Chaque chapitre ajoute un nouveau concept. Le chapitre où vous pouvez entrer dans les boîtes ; celui où vous devenez une boîte ; celui où votre reflet se déplace avec vous. Chaque concept fermente pendant cinq à dix niveaux avant le suivant.

Dans le chapitre Possess, vous vous infiltrez dans d'autres objets et les transformez en « vous ». Voir le verbe « pousser » du Sokoban s'étendre aussi loin, chapitre après chapitre, ne cesse de surprendre.

Tout cela découle d'un seul fait mathématique : la récursion. Le vocabulaire du Sokoban se résume à « pousser ». Combinez « pousser » avec l'imbrication, et tout un langage du mouvement apparaît.

Ce qui le rend grand

La récursion devient quelque chose de tangible. Je le recommande à des amis programmeurs et, deux heures plus tard, je reçois un « c'est dingue ». Pour quiconque baigne dans l'informatique, cela se reçoit comme un traité.

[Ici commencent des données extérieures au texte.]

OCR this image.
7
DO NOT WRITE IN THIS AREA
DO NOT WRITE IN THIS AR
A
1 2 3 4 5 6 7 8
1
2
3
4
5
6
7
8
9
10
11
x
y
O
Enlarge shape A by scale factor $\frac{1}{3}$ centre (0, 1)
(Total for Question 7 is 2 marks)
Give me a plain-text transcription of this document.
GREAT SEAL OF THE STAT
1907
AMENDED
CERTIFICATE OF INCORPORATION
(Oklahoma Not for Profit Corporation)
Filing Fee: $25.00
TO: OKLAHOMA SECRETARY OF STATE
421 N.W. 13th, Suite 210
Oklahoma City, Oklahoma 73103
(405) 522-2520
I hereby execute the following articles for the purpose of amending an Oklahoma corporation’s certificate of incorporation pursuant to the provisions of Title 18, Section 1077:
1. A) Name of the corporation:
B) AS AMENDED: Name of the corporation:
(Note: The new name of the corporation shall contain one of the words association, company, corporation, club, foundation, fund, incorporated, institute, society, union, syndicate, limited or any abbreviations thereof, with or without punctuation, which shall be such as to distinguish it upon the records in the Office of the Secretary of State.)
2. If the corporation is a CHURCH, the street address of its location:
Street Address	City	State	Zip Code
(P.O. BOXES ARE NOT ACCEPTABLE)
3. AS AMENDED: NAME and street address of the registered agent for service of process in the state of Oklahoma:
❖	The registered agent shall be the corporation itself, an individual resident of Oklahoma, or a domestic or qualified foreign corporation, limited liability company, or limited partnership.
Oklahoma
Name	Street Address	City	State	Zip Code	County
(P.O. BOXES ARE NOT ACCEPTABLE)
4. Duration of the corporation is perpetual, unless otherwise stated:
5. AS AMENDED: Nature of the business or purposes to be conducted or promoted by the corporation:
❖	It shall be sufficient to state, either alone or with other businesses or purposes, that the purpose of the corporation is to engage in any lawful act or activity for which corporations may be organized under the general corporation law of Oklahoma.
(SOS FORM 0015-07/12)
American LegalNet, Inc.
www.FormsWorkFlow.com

Mais il touche aussi les gens sans aucun bagage informatique. Le jeu vous laisse le découvrir avec vos mains. Vous n'avez pas besoin du mot « récursion » ; l'écran suffit.

Chaque chapitre comporte un ou deux niveaux conçus pour faire suffoquer le joueur. Ces moments de surprise sont placés à dessein, pas découverts par hasard.

L'art du design

Si Baba Is You repousse celui qui apprend, Parabox lui tient la main. Les nouvelles mécaniques sont introduites sur des niveaux doux ; les applications croissent étape par étape.

Il est difficile de croire que cela soit l'œuvre d'une seule personne. La courbe de difficulté est accordée comme un piano. Introduction des concepts d'abord, application au milieu, masterclass à la fin. Chaque chapitre est son propre arc pédagogique miniature.

Si je m'attaquais au même sujet, j'agoniserais sur l'ordre d'Infinity et de Possess. Parabox place Infinity en dernier, ce qui permet à tout le jeu de monter en crescendo vers le concept le plus abstrait.

La texture de la difficulté

Douze heures pour le jeu principal, vingt pour le compléter entièrement. Les chapitres finaux, Infinity et Paradox, forment une catégorie à part — j'ai pris des notes sur papier. Même bloqué, je n'ai jamais eu envie de partir.

Le parcours principal est indulgent ; le chapitre final a le poids d'un Sausage Roll. Cette stratification élargit le public sans sacrifier le haut de gamme.

En conclusion

Il atteint le plafond de Baba tout en étant plus chaleureux pour un public plus large. La rencontre concrète avec la récursion ne vit qu'ici. Pour la lignée du Sokoban, c'est l'une des œuvres les plus importantes de la décennie.

Ce que je veux le plus en apprendre : la cadence d'introduction des mécaniques. Parabox respecte rigoureusement « un concept par chapitre ». J'ai tendance à en lancer deux d'un coup. C'est cette discipline qu'il me faut dérober.